The fundamental difference between the two, though, is how their architecture is making use of modern hardware, especially disk drives.
- Seek vs. Sort and Merge in Numbers[85]
-
- For our large scale scenarios computation is dominated by disk transfers. While CPU, RAM and disk size double every 18-24 months the seek time remains nearly constant at around 5% speed-up per year.
-
- As discussed above there are two different database paradigms, one is Seek and the other Transfer. Seek is typically found in RDBMS and caused by the B-tree or B+ tree structures used to store the data. It operates at the disk seek rate, resulting in log(N) seeks per access.
-
- Transfer on the other hand, as used by LSM-trees, sorts and merges files while operating at transfer rate and takes log(updates) operations. This results in the following comparison given these values:
-
- 10 MB/second transfer bandwidth
-
- 10 milliseconds disk seek time
-
- 100 bytes per entry (10 billion entries)
-
- 10 KB per page (1 billion pages)
-
- When updating 1% of entries (100,000,000) it takes:
-
- 1,000 days with random B-tree updates
-
- 100 days with batched B-tree updates
-
- 1 day with sort and merge
-
- We can safely conclude that at scale seek is simply inefficient compared to transfer.
Comparing B+ trees and LSM-trees is about understanding where they have their relative strengths and weaknesses. B+ trees work well until there are too many modifications, because they force you to perform costly optimizations to retain that advantage for a limited amount of time. The more and faster you add data at random locations, the faster the pages become fragmented again. Eventually you may take in data at a higher rate than the optimization process takes to rewrite the existing files. The updates and deletes are done at disk seek rates, and force you to use one of the slowest metric a disk has to offer.

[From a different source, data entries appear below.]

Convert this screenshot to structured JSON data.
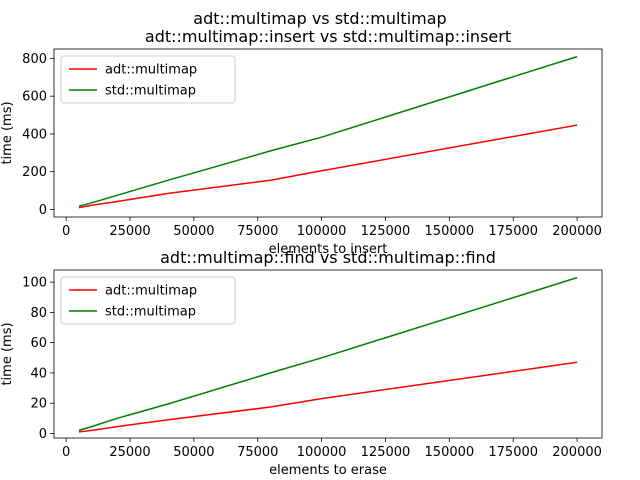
{
  "figure_title": "adt::multimap vs std::multimap",
  "chart_data": [
    {
      "type": "line",
      "title": "adt::multimap::insert vs std::multimap::insert",
      "xlabel": "elements to insert",
      "ylabel": "time (ms)",
      "xlim": [
        -4750,
        209750
      ],
      "ylim": [
        -40,
        850
      ],
      "xticks": [
        0,
        25000,
        50000,
        75000,
        100000,
        125000,
        150000,
        175000,
        200000
      ],
      "yticks": [
        0,
        200,
        400,
        600,
        800
      ],
      "legend": "top-left",
      "series": [
        {
          "name": "adt::multimap",
          "color": "#ff0000",
          "x": [
            5000,
            10000,
            20000,
            40000,
            80000,
            100000,
            200000
          ],
          "y": [
            10,
            22,
            42,
            85,
            155,
            205,
            447
          ]
        },
        {
          "name": "std::multimap",
          "color": "#008000",
          "x": [
            5000,
            10000,
            20000,
            40000,
            80000,
            100000,
            200000
          ],
          "y": [
            17,
            35,
            75,
            155,
            310,
            383,
            810
          ]
        }
      ]
    },
    {
      "type": "line",
      "title": "adt::multimap::find vs std::multimap::find",
      "xlabel": "elements to erase",
      "ylabel": "time (ms)",
      "xlim": [
        -4750,
        209750
      ],
      "ylim": [
        -3,
        108
      ],
      "xticks": [
        0,
        25000,
        50000,
        75000,
        100000,
        125000,
        150000,
        175000,
        200000
      ],
      "yticks": [
        0,
        20,
        40,
        60,
        80,
        100
      ],
      "legend": "top-left",
      "series": [
        {
          "name": "adt::multimap",
          "color": "#ff0000",
          "x": [
            5000,
            10000,
            20000,
            40000,
            80000,
            100000,
            200000
          ],
          "y": [
            1,
            2,
            4.5,
            9,
            17.5,
            23,
            47
          ]
        },
        {
          "name": "std::multimap",
          "color": "#008000",
          "x": [
            5000,
            10000,
            20000,
            40000,
            80000,
            100000,
            200000
          ],
          "y": [
            2,
            4.5,
            10,
            19.5,
            40,
            50,
            103
          ]
        }
      ]
    }
  ]
}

LSM-trees work at disk transfer rates and scale much better to handle vast amounts of data. They also guarantee a very consistent insert rate, as they transform random writes into sequential ones using the log file plus in-memory store. The reads are independent from the writes, so you also get no contention between these two operations.
The stored data is always in an optimized layout. So, you have a predictable and consistent bound on number of disk seeks to access a key, and reading any number of records following that key doesn't incur any extra seeks. In general, what could be emphasized about an LSM-tree based system is cost transparency: you know that if you have five storage files, access will take a maximum of five disk seeks. Whereas you have no way to determine the number of disk seeks a RDBMS query will take, even if it is indexed.